While the news stirred hope among fretful Hawker Beechcraft employees, their reaction was hardly universal. “What an exceedingly odd announcement,” comments Richard Aboulafia, vice president-Analysis, at the Teal Group. “If AVIC/Caiga [established Chinese aircraft manufacturers] were behind this, that would be one thing. But we're talking about a much smaller and less well-connected entity.”
Indeed. Hawker Beechcraft identified Superior as an “aerospace manufacturer,” but the adjective appears inflated.
The Chinese company, which is 60% owned by a private entity and 40% by the Beijing municipal government, came into being in 2010 when the venture bought Superior Air Parts, a bankrupt Texas parts maker for general aviation piston engines. A few years earlier the same Chinese venture purchased Brantly, an often-failed maker of small helicopters. Those subsidiaries are now co-located in Coppell, Texas. However, all of Brantly's tooling was moved to China, where the helicopter is being developed as a UAV. Meanwhile, Superior Beijing manufactures small piston aircraft engines for the Asian market.
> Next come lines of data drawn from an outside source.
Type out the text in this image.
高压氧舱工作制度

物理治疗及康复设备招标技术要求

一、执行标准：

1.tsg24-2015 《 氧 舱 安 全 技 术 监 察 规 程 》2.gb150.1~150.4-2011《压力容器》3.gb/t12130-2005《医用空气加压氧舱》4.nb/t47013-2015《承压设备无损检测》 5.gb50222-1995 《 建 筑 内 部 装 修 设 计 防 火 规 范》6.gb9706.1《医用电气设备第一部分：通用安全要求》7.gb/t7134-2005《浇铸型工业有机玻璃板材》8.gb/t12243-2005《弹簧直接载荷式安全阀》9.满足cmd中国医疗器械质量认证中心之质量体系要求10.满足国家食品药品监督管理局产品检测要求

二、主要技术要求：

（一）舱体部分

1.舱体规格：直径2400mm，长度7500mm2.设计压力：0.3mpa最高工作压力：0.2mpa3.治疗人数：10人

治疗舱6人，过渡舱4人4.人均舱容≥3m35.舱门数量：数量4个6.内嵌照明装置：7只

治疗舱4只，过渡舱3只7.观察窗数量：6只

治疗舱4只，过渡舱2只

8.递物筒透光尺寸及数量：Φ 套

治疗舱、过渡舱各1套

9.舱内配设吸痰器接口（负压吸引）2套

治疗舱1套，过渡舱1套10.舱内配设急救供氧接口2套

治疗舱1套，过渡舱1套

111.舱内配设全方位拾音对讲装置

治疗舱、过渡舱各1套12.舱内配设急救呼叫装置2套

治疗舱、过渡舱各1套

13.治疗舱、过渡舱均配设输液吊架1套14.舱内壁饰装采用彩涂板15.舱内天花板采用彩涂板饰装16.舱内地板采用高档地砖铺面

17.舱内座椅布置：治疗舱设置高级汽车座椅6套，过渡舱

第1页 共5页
Jack Pelton, the former head of Cessna Aircraft, expresses surprise at the acquirer. “It's not a complete unknown,” he says, “but it's a small business compared to Hawker Beechcraft.”
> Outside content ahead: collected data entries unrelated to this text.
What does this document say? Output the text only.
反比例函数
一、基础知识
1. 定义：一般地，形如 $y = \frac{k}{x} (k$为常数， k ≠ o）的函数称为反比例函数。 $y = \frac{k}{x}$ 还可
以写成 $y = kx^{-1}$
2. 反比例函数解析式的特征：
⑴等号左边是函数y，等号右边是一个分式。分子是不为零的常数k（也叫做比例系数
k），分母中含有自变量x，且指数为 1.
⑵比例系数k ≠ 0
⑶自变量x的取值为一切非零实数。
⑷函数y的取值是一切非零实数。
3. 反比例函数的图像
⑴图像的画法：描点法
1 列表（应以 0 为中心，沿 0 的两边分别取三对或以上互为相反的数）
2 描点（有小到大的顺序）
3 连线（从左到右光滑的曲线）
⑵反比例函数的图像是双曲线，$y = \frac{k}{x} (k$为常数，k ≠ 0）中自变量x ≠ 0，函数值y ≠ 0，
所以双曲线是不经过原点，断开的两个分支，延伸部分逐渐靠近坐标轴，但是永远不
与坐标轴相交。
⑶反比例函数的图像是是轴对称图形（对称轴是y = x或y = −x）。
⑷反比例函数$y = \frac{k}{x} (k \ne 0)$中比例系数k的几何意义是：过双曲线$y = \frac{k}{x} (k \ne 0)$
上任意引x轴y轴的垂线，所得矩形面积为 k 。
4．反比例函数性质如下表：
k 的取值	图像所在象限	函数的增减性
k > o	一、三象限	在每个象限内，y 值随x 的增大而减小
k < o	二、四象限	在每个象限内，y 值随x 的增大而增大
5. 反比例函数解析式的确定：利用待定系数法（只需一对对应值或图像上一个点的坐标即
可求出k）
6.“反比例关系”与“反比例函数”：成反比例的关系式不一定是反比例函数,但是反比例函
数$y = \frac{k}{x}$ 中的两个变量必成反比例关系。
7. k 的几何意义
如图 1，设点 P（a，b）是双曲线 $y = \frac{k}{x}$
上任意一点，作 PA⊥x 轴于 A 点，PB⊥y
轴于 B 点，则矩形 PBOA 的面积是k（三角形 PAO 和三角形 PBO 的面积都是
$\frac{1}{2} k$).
The deal is also a surprise to Frederico Fleury Curado, CEO of Embraer, a competitor in both business jets and military trainers. “We were expecting a Chinese buyer, but not this one,” he said. “We were expecting an established buyer.”
Aboulafia is less guarded. “We're looking at the people who bought Brantly,” he says. “They're not showing up with $1.8 billion here; that's not going down.”
A Superior takeover will have to receive bankruptcy court approval and be blessed by the Committee on Foreign Investment in the U.S., a federal inter-agency group that will weigh the deal's national security implications.
While HBDC would not be involved, the King Air would, and the Pentagon operates hundreds of them, most importantly as intelligence, surveillance and reconnaissance (ISR) platforms.
The idea of a King Air produced by a Chinese-owned company does not bother Lt. Gen. Larry James, U.S. Air Force deputy chief of staff for ISR. “If you are talking just about the airframe, it's not a state-of-the-art,” he says. Nevertheless, it is impossible to predict how a sale to the Chinese of such an iconic American brand might play out in Washington.